Monday, January 22, 2007

Nanny''s Stuffed Mushrooms

Makes as many as you want

These are very, very good. When my mother told me this was how Nanny made them, I was sure she was wrong. She wasn’t. Please read the whole recipe before you start.

Large cultivated white mushrooms (If you can find the very large ones packaged specifically for stuffing, get them.) or cremini mushrooms
Plain dry breadcrumbs (NOT seasoned)
Salt and pepper
Pinch of dried oregano
Olive oil

Preheat the oven to 350°F.

Remove the stems from the mushrooms and coarsely chop them. Place the chopped stems in a bowl and add plain dry breadcrumbs. The amount of breadcrumbs is scant — about ¼ cup for a large package of mushrooms.

Add a little salt and pepper and a pinch of dried oregano, crushing the oregano with your fingers as you add it.

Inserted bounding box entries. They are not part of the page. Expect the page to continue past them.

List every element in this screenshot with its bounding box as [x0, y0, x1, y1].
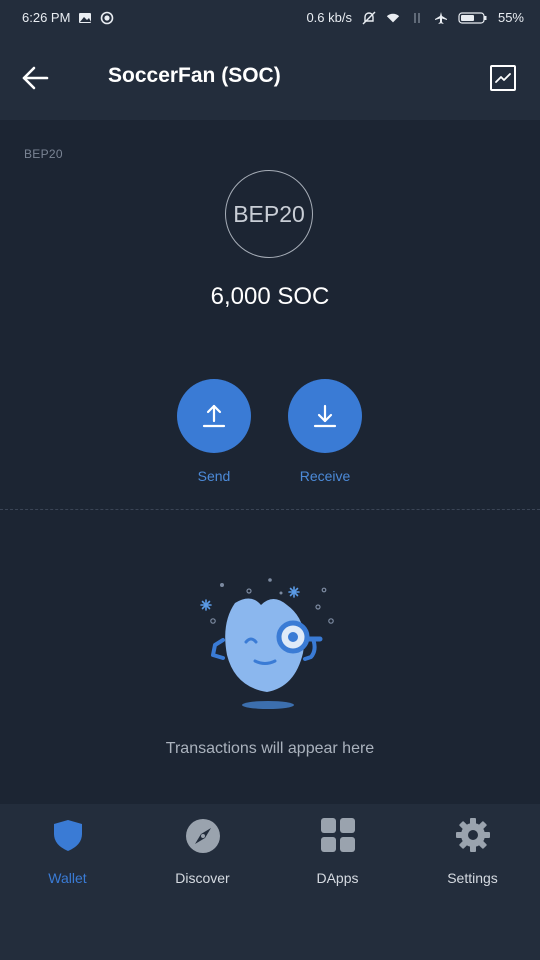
network-label: BEP20 [24, 147, 63, 161]
status-time: 6:26 PM [22, 10, 71, 25]
nav-item-settings[interactable]: Settings [405, 814, 540, 886]
nav-item-wallet[interactable]: Wallet [0, 814, 135, 886]
status-left: 6:26 PM [22, 10, 114, 25]
status-bar: 6:26 PM 0.6 kb/s 55% [0, 0, 540, 36]
nav-item-discover[interactable]: Discover [135, 814, 270, 886]
network-speed: 0.6 kb/s [306, 10, 352, 25]
page-title: SoccerFan (SOC) [108, 64, 281, 87]
nav-label-dapps: DApps [316, 870, 359, 886]
empty-state-message: Transactions will appear here [165, 740, 375, 757]
shield-icon [54, 820, 82, 851]
receive-button[interactable] [288, 379, 362, 453]
app-header: SoccerFan (SOC) [0, 36, 540, 120]
line-chart-icon [495, 73, 511, 83]
nav-label-settings: Settings [447, 870, 498, 886]
grid-icon [321, 818, 355, 852]
data-arrows-icon [414, 12, 420, 23]
bottom-nav: Wallet Discover DApps Settings [0, 804, 540, 960]
nav-label-discover: Discover [175, 870, 230, 886]
status-right: 0.6 kb/s 55% [306, 10, 524, 25]
upload-arrow-icon [202, 404, 226, 428]
airplane-icon [434, 11, 447, 24]
nav-item-dapps[interactable]: DApps [270, 814, 405, 886]
battery-percent: 55% [497, 10, 524, 25]
send-label[interactable]: Send [154, 468, 274, 484]
download-arrow-icon [313, 404, 337, 428]
token-logo: BEP20 [225, 170, 313, 258]
token-balance: 6,000 SOC [210, 283, 330, 310]
token-detail: BEP20 BEP20 6,000 SOC Send Receive Trans… [0, 120, 540, 804]
magnifier-mascot-illustration [200, 578, 334, 709]
send-button[interactable] [177, 379, 251, 453]
chart-button[interactable] [490, 65, 516, 91]
record-icon [101, 11, 114, 24]
bell-muted-icon [362, 11, 376, 24]
gear-icon [456, 818, 490, 852]
arrow-left-icon[interactable] [18, 62, 54, 94]
nav-label-wallet: Wallet [48, 870, 87, 886]
wifi-icon [386, 13, 400, 22]
receive-label[interactable]: Receive [265, 468, 385, 484]
battery-icon [458, 11, 487, 24]
section-divider [0, 509, 540, 510]
compass-icon [186, 819, 220, 853]
gallery-icon [79, 12, 92, 23]
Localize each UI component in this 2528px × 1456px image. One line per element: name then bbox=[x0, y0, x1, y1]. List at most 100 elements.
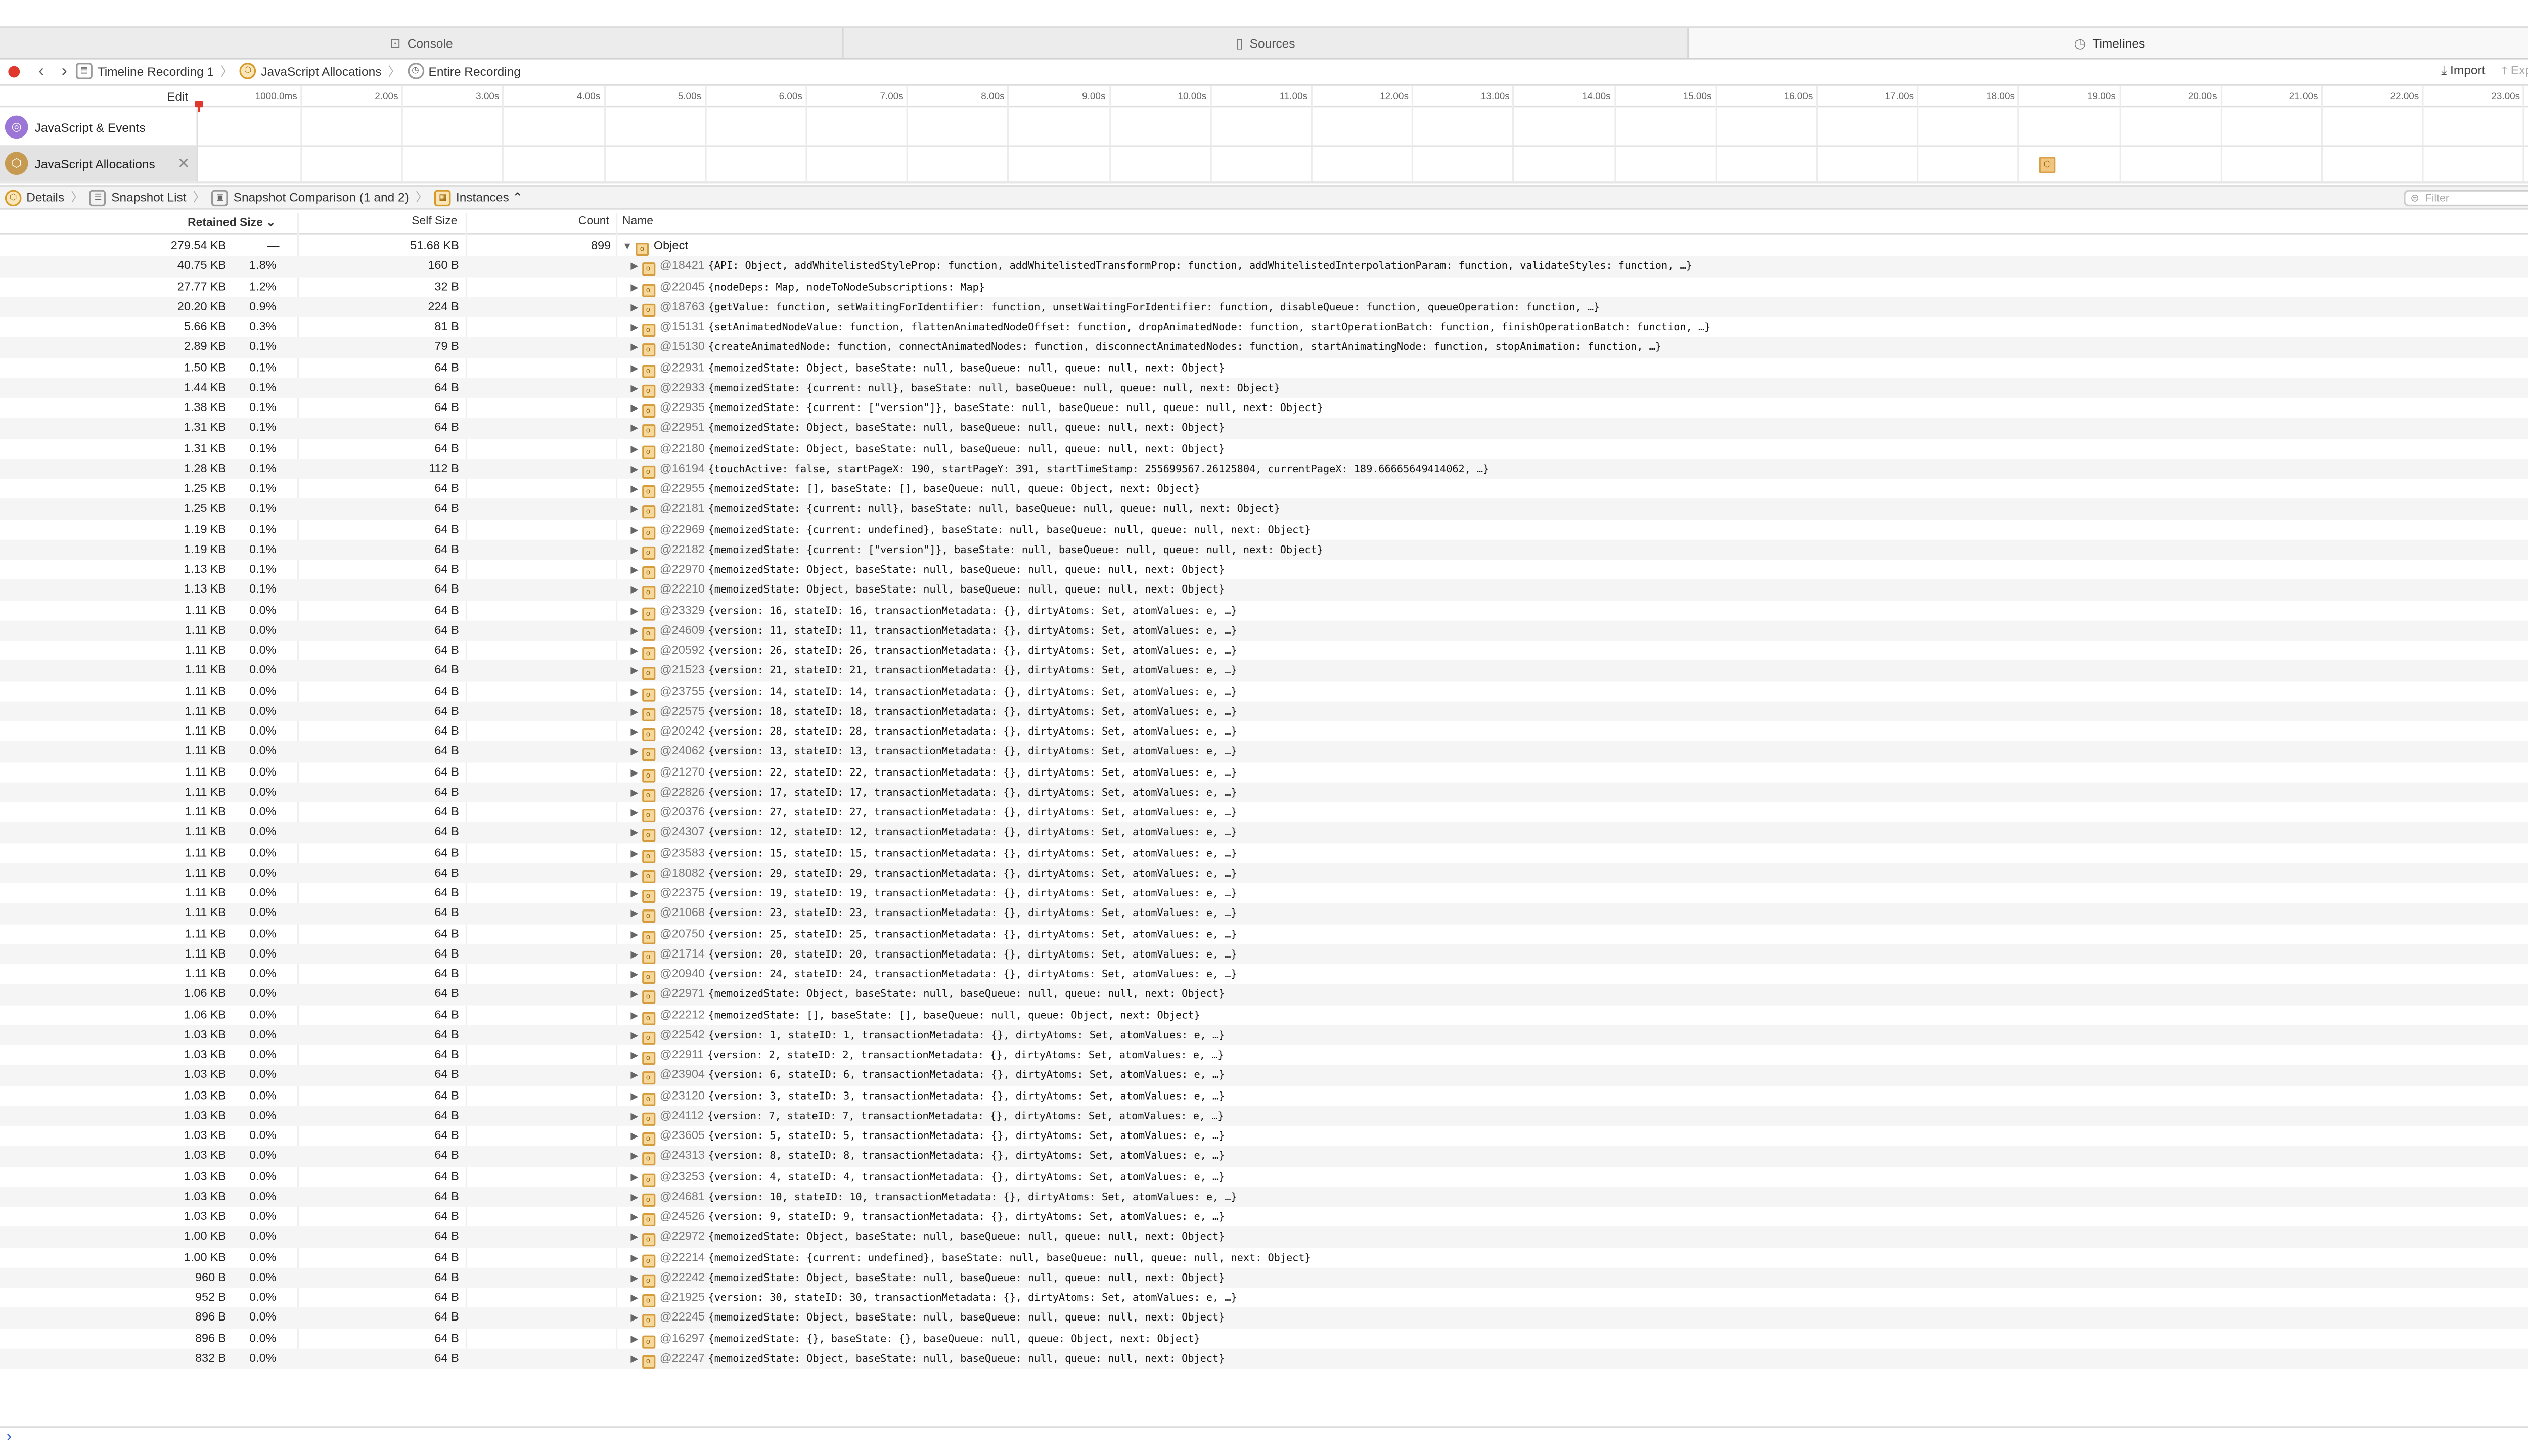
table-row[interactable]: 1.50 KB 0.1% 64 B ▶ o @22931 {memoizedState: O… bbox=[0, 357, 2528, 378]
disclosure-triangle-icon[interactable]: ▶ bbox=[630, 1274, 638, 1284]
table-row[interactable]: 40.75 KB 1.8% 160 B ▶ o @18421 {API: Object, a… bbox=[0, 256, 2528, 277]
disclosure-triangle-icon[interactable]: ▶ bbox=[630, 789, 638, 799]
breadcrumb-recording[interactable]: ▤ Timeline Recording 1 bbox=[76, 63, 214, 79]
column-header-count[interactable]: Count bbox=[479, 216, 609, 228]
disclosure-triangle-expanded-icon[interactable]: ▼ bbox=[622, 243, 632, 253]
disclosure-triangle-icon[interactable]: ▶ bbox=[630, 748, 638, 758]
disclosure-triangle-icon[interactable]: ▶ bbox=[630, 1153, 638, 1163]
disclosure-triangle-icon[interactable]: ▶ bbox=[630, 1314, 638, 1325]
table-row[interactable]: 1.11 KB 0.0% 64 B ▶ o @21270 {version: 22, sta… bbox=[0, 762, 2528, 782]
table-row[interactable]: 1.11 KB 0.0% 64 B ▶ o @23329 {version: 16, sta… bbox=[0, 600, 2528, 620]
tab-sources[interactable]: ▯ Sources bbox=[844, 28, 1689, 58]
table-row[interactable]: 896 B 0.0% 64 B ▶ o @16297 {memoizedState: {},… bbox=[0, 1328, 2528, 1348]
table-row[interactable]: 952 B 0.0% 64 B ▶ o @21925 {version: 30, state… bbox=[0, 1288, 2528, 1308]
table-row[interactable]: 1.11 KB 0.0% 64 B ▶ o @21523 {version: 21, sta… bbox=[0, 660, 2528, 681]
table-row[interactable]: 1.11 KB 0.0% 64 B ▶ o @23755 {version: 14, sta… bbox=[0, 681, 2528, 701]
disclosure-triangle-icon[interactable]: ▶ bbox=[630, 465, 638, 475]
close-icon[interactable]: ✕ bbox=[177, 154, 190, 172]
table-row[interactable]: 1.11 KB 0.0% 64 B ▶ o @22375 {version: 19, sta… bbox=[0, 883, 2528, 903]
import-button[interactable]: ⤓ Import bbox=[2441, 63, 2485, 79]
table-row[interactable]: 1.03 KB 0.0% 64 B ▶ o @23904 {version: 6, stat… bbox=[0, 1065, 2528, 1085]
disclosure-triangle-icon[interactable]: ▶ bbox=[630, 1052, 638, 1062]
disclosure-triangle-icon[interactable]: ▶ bbox=[630, 506, 638, 516]
disclosure-triangle-icon[interactable]: ▶ bbox=[630, 688, 638, 698]
table-row[interactable]: 1.11 KB 0.0% 64 B ▶ o @20242 {version: 28, sta… bbox=[0, 721, 2528, 742]
breadcrumb-allocations[interactable]: ⬡ JavaScript Allocations bbox=[239, 63, 381, 79]
table-row[interactable]: 1.11 KB 0.0% 64 B ▶ o @24062 {version: 13, sta… bbox=[0, 741, 2528, 762]
timeline-row-javascript-events[interactable]: ◎ JavaScript & Events bbox=[0, 109, 2528, 147]
filter-input[interactable]: ⊜ Filter bbox=[2404, 190, 2528, 207]
disclosure-triangle-icon[interactable]: ▶ bbox=[630, 1213, 638, 1223]
disclosure-triangle-icon[interactable]: ▶ bbox=[630, 485, 638, 495]
disclosure-triangle-icon[interactable]: ▶ bbox=[630, 607, 638, 617]
tab-console[interactable]: ⊡ Console bbox=[0, 28, 844, 58]
table-row[interactable]: 1.11 KB 0.0% 64 B ▶ o @20940 {version: 24, sta… bbox=[0, 964, 2528, 984]
table-row[interactable]: 2.89 KB 0.1% 79 B ▶ o @15130 {createAnimatedNo… bbox=[0, 337, 2528, 357]
table-row[interactable]: 1.03 KB 0.0% 64 B ▶ o @24313 {version: 8, stat… bbox=[0, 1146, 2528, 1166]
table-row[interactable]: 1.03 KB 0.0% 64 B ▶ o @23120 {version: 3, stat… bbox=[0, 1085, 2528, 1106]
disclosure-triangle-icon[interactable]: ▶ bbox=[630, 546, 638, 556]
forward-arrow-icon[interactable]: › bbox=[53, 62, 76, 80]
table-row[interactable]: 1.11 KB 0.0% 64 B ▶ o @20750 {version: 25, sta… bbox=[0, 924, 2528, 944]
table-row[interactable]: 1.03 KB 0.0% 64 B ▶ o @22542 {version: 1, stat… bbox=[0, 1024, 2528, 1045]
disclosure-triangle-icon[interactable]: ▶ bbox=[630, 910, 638, 920]
table-row[interactable]: 1.31 KB 0.1% 64 B ▶ o @22180 {memoizedState: O… bbox=[0, 438, 2528, 459]
disclosure-triangle-icon[interactable]: ▶ bbox=[630, 425, 638, 435]
disclosure-triangle-icon[interactable]: ▶ bbox=[630, 324, 638, 334]
disclosure-triangle-icon[interactable]: ▶ bbox=[630, 930, 638, 940]
disclosure-triangle-icon[interactable]: ▶ bbox=[630, 708, 638, 718]
column-header-name[interactable]: Name bbox=[622, 216, 653, 228]
breadcrumb-snapshot-comparison[interactable]: ▣ Snapshot Comparison (1 and 2) bbox=[212, 189, 409, 206]
table-row[interactable]: 1.25 KB 0.1% 64 B ▶ o @22955 {memoizedState: [… bbox=[0, 479, 2528, 499]
table-row[interactable]: 1.19 KB 0.1% 64 B ▶ o @22182 {memoizedState: {… bbox=[0, 539, 2528, 560]
console-prompt[interactable]: › bbox=[0, 1426, 2528, 1452]
table-row[interactable]: 1.11 KB 0.0% 64 B ▶ o @22826 {version: 17, sta… bbox=[0, 782, 2528, 802]
table-row[interactable]: 1.03 KB 0.0% 64 B ▶ o @22911 {version: 2, stat… bbox=[0, 1045, 2528, 1065]
snapshot-marker[interactable]: ⬡ bbox=[2039, 157, 2056, 173]
table-row[interactable]: 1.28 KB 0.1% 112 B ▶ o @16194 {touchActive: fa… bbox=[0, 458, 2528, 479]
breadcrumb-range[interactable]: ◷ Entire Recording bbox=[407, 63, 521, 79]
disclosure-triangle-icon[interactable]: ▶ bbox=[630, 1112, 638, 1122]
table-row[interactable]: 1.11 KB 0.0% 64 B ▶ o @20592 {version: 26, sta… bbox=[0, 641, 2528, 661]
table-row[interactable]: 1.19 KB 0.1% 64 B ▶ o @22969 {memoizedState: {… bbox=[0, 519, 2528, 539]
table-row[interactable]: 1.11 KB 0.0% 64 B ▶ o @24307 {version: 12, sta… bbox=[0, 822, 2528, 843]
table-row[interactable]: 1.11 KB 0.0% 64 B ▶ o @22575 {version: 18, sta… bbox=[0, 701, 2528, 721]
table-row[interactable]: 1.11 KB 0.0% 64 B ▶ o @21714 {version: 20, sta… bbox=[0, 943, 2528, 964]
table-row[interactable]: 1.11 KB 0.0% 64 B ▶ o @23583 {version: 15, sta… bbox=[0, 843, 2528, 863]
table-row[interactable]: 1.25 KB 0.1% 64 B ▶ o @22181 {memoizedState: {… bbox=[0, 498, 2528, 519]
disclosure-triangle-icon[interactable]: ▶ bbox=[630, 1294, 638, 1304]
disclosure-triangle-icon[interactable]: ▶ bbox=[630, 1092, 638, 1102]
table-row[interactable]: 5.66 KB 0.3% 81 B ▶ o @15131 {setAnimatedNodeV… bbox=[0, 317, 2528, 337]
disclosure-triangle-icon[interactable]: ▶ bbox=[630, 890, 638, 900]
timeline-ruler[interactable]: Edit 1000.0ms 2.00s 3.00s 4.00s 5.00s 6.00s 7.… bbox=[0, 86, 2528, 108]
table-row[interactable]: 1.03 KB 0.0% 64 B ▶ o @24681 {version: 10, sta… bbox=[0, 1186, 2528, 1207]
timeline-row-label[interactable]: ◎ JavaScript & Events bbox=[0, 109, 198, 146]
disclosure-triangle-icon[interactable]: ▶ bbox=[630, 950, 638, 961]
edit-button[interactable]: Edit bbox=[0, 89, 188, 104]
table-row[interactable]: 20.20 KB 0.9% 224 B ▶ o @18763 {getValue: func… bbox=[0, 296, 2528, 317]
disclosure-triangle-icon[interactable]: ▶ bbox=[630, 1011, 638, 1021]
table-row[interactable]: 960 B 0.0% 64 B ▶ o @22242 {memoizedState: Obj… bbox=[0, 1267, 2528, 1288]
table-row[interactable]: 1.03 KB 0.0% 64 B ▶ o @24112 {version: 7, stat… bbox=[0, 1105, 2528, 1126]
breadcrumb-snapshot-list[interactable]: ☰ Snapshot List bbox=[89, 189, 187, 206]
disclosure-triangle-icon[interactable]: ▶ bbox=[630, 384, 638, 394]
table-row[interactable]: 832 B 0.0% 64 B ▶ o @22247 {memoizedState: Obj… bbox=[0, 1348, 2528, 1369]
table-row[interactable]: 1.03 KB 0.0% 64 B ▶ o @23253 {version: 4, stat… bbox=[0, 1166, 2528, 1187]
timeline-row-label[interactable]: ⬡ JavaScript Allocations ✕ bbox=[0, 145, 198, 182]
breadcrumb-details[interactable]: ⬡ Details bbox=[5, 189, 64, 206]
disclosure-triangle-icon[interactable]: ▶ bbox=[630, 768, 638, 779]
table-row[interactable]: 1.13 KB 0.1% 64 B ▶ o @22970 {memoizedState: O… bbox=[0, 560, 2528, 580]
column-header-retained-size[interactable]: Retained Size ⌄ bbox=[0, 216, 276, 230]
table-row[interactable]: 1.00 KB 0.0% 64 B ▶ o @22972 {memoizedState: O… bbox=[0, 1226, 2528, 1247]
table-row[interactable]: 1.11 KB 0.0% 64 B ▶ o @24609 {version: 11, sta… bbox=[0, 620, 2528, 641]
disclosure-triangle-icon[interactable]: ▶ bbox=[630, 809, 638, 819]
table-row[interactable]: 1.38 KB 0.1% 64 B ▶ o @22935 {memoizedState: {… bbox=[0, 398, 2528, 418]
disclosure-triangle-icon[interactable]: ▶ bbox=[630, 1193, 638, 1203]
table-row[interactable]: 1.13 KB 0.1% 64 B ▶ o @22210 {memoizedState: O… bbox=[0, 579, 2528, 600]
disclosure-triangle-icon[interactable]: ▶ bbox=[630, 1173, 638, 1183]
disclosure-triangle-icon[interactable]: ▶ bbox=[630, 627, 638, 637]
timeline-row-javascript-allocations[interactable]: ⬡ JavaScript Allocations ✕ ⬡ bbox=[0, 145, 2528, 184]
disclosure-triangle-icon[interactable]: ▶ bbox=[630, 303, 638, 313]
disclosure-triangle-icon[interactable]: ▶ bbox=[630, 283, 638, 293]
disclosure-triangle-icon[interactable]: ▶ bbox=[630, 1254, 638, 1264]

DO NOT ADD ANY LIQUID INGREDIENTS. DO NOT COOK THE STUFFING.

Arrange the mushroom caps open side up in a baking pan. Fill the indentations with the stuffing mixture, which will seem much too dry and will fall out a little. This can be prepared in advance to this point.

Drizzle lightly with olive oil. The mushrooms do not need to be coated with oil.

Bake for 20 to 30 minutes, until sizzling and lightly browned. The amount of time will depend on the size of the mushrooms.

The cook gets to eat all the little crunchy bits in the bottom of the pan.

1 comment:

  1. OMG Wick. You know I don't even like mushrooms, yet I LOVED this dish you made. This is yummy.